Bereits eine Minute vor 12.00 Uhr ist der Zug in den U-Bahnhof Alexanderplatz eingefahren. Normalerweise geht es nach kurzem Stopp zum Ein- und Aussteigen rasch weiter. Doch nun ertönt eine Ansage aus den Lautsprechern: "Die BVG beteiligt sich an der bundesweiten Schweigeminute." Nach Angaben des Unternehmens sollten die Fahrer der U-Bahnen deshalb nicht im Tunnel stehen bleiben. Stattdessen waren sie aber angewiesen, für das Gedenken den nächsten Bahnhof anzufahren.

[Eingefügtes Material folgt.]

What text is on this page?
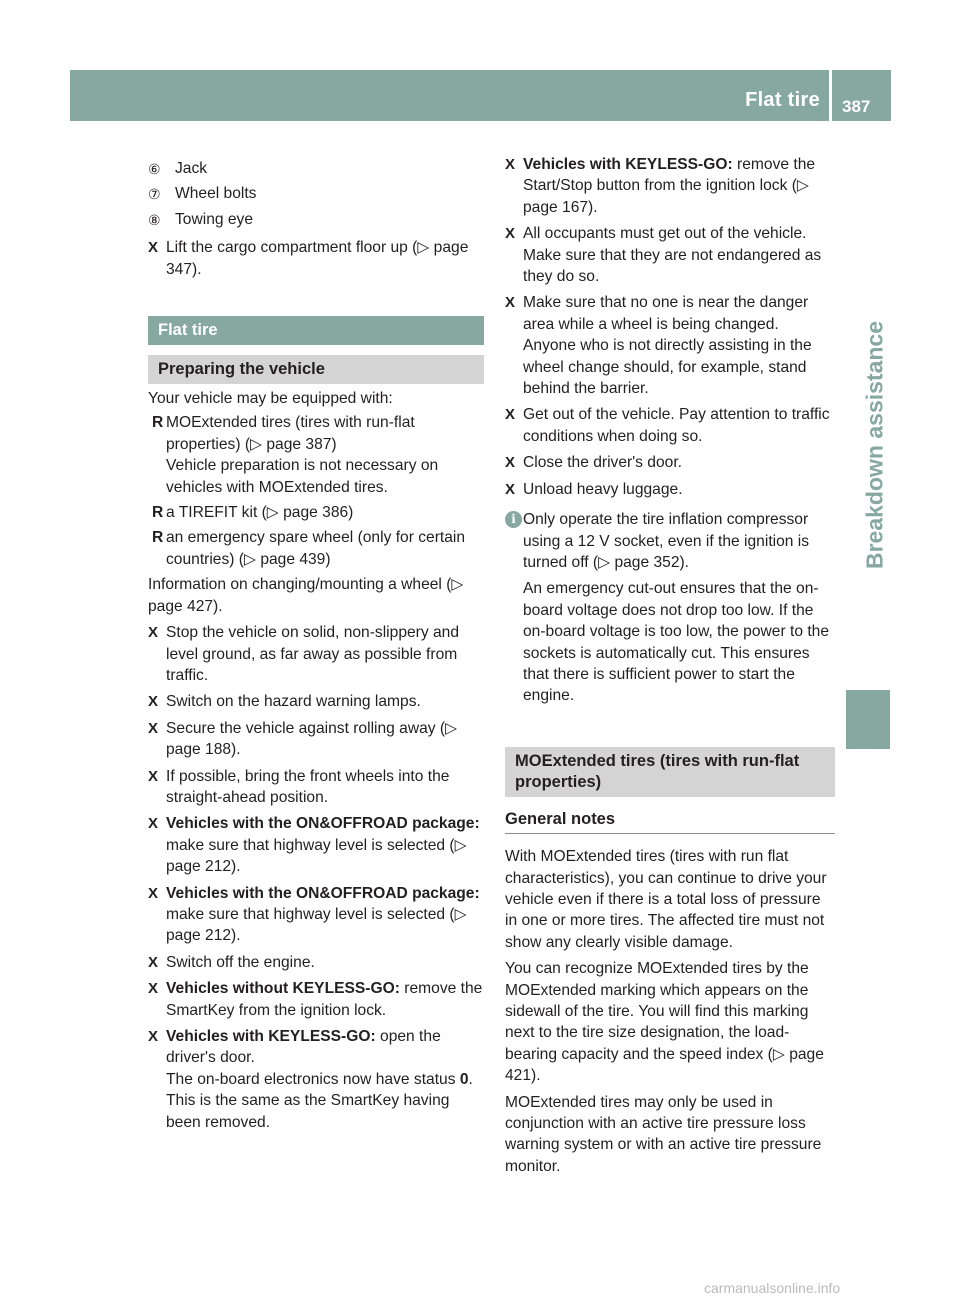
Flat tire 387
Breakdown assistance
⑥ Jack
⑦ Wheel bolts
⑧ Towing eye
X Lift the cargo compartment floor up (▷ page 347).
Flat tire
Preparing the vehicle

Your vehicle may be equipped with:

R MOExtended tires (tires with run-flat properties) (▷ page 387)

Vehicle preparation is not necessary on vehicles with MOExtended tires.

R a TIREFIT kit (▷ page 386)
R an emergency spare wheel (only for certain countries) (▷ page 439)

Information on changing/mounting a wheel (▷ page 427).

X Stop the vehicle on solid, non-slippery and level ground, as far away as possible from traffic.
X Switch on the hazard warning lamps.
X Secure the vehicle against rolling away (▷ page 188).
X If possible, bring the front wheels into the straight-ahead position.
X Vehicles with the ON&OFFROAD package: make sure that highway level is selected (▷ page 212).
X Vehicles with the ON&OFFROAD package: make sure that highway level is selected (▷ page 212).
X Switch off the engine.
X Vehicles without KEYLESS-GO: remove the SmartKey from the ignition lock.
X Vehicles with KEYLESS-GO: open the driver's door.

The on-board electronics now have status 0. This is the same as the SmartKey having been removed.

X Vehicles with KEYLESS-GO: remove the Start/Stop button from the ignition lock (▷ page 167).
X All occupants must get out of the vehicle. Make sure that they are not endangered as they do so.
X Make sure that no one is near the danger area while a wheel is being changed. Anyone who is not directly assisting in the wheel change should, for example, stand behind the barrier.
X Get out of the vehicle. Pay attention to traffic conditions when doing so.
X Close the driver's door.
X Unload heavy luggage.
i Only operate the tire inflation compressor using a 12 V socket, even if the ignition is turned off (▷ page 352).

An emergency cut-out ensures that the on-board voltage does not drop too low. If the on-board voltage is too low, the power to the sockets is automatically cut. This ensures that there is sufficient power to start the engine.

MOExtended tires (tires with run-flat properties)
General notes

With MOExtended tires (tires with run flat characteristics), you can continue to drive your vehicle even if there is a total loss of pressure in one or more tires. The affected tire must not show any clearly visible damage.

You can recognize MOExtended tires by the MOExtended marking which appears on the sidewall of the tire. You will find this marking next to the tire size designation, the load-bearing capacity and the speed index (▷ page 421).

MOExtended tires may only be used in conjunction with an active tire pressure loss warning system or with an active tire pressure monitor.

carmanualsonline.info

Vesan steht wie angewurzelt am Bahnsteig. Der 40 Jahre alte Sicherheitsbeamte der BVG kommt aus dem Osten der Türkei und lebt seit 30 Jahren in Berlin. "Endlich wird eingestanden, dass Rechtsextreme für die Morde verantwortlich sind", betont der Kurde. Die Schweigeminute wertet er als "sehr starkes Zeichen". Damit hätten die deutschen Ermittlungsbehörden nach seiner Meinung deutlich gemacht, "dass sie Fehler gemacht haben".
Die Neonazi-Terrorgruppe "Nationalsozialistischer Untergrund" (NSU) steht im Verdacht, zwischen 2000 und 2007 neun Menschen ausländischer Herkunft und eine deutsche Polizistin ermordet zu haben. Zudem soll die Gruppe auch für die Sprengstoffanschläge vom 19. Januar 2001 und vom 9. Juni 2004 in Köln verantwortlich sein. Die Taten waren erst im vergangenen Jahr mit der Terrorgruppe in Verbindung gebracht worden.
"Es geht bei der Schweigeminute für mich um alle Opfer rechtsextremer Straftaten", hebt Verena hervor, die auf dem Bahngleis auf einen Zug in Richtung Pankow wartet. Die 24-jährige Schaufensterdekorateurin sieht in der Gedenkminute zugleich ein Zeichen, dass "rechte Gewalt in Deutschland nicht toleriert wird".
Nicht alle Fahrgäste, die am Donnerstagmittag auf die Bahnen warten, können dem stillen Gedenken etwas abgewinnen. "Mal sehen, wie ich Zeit habe", sagt ein älterer Mann mit Hut. Ein anderer erklärt im Vorbeihuschen: "Ich wusste gar nicht, dass es eine Schweigeminute gibt."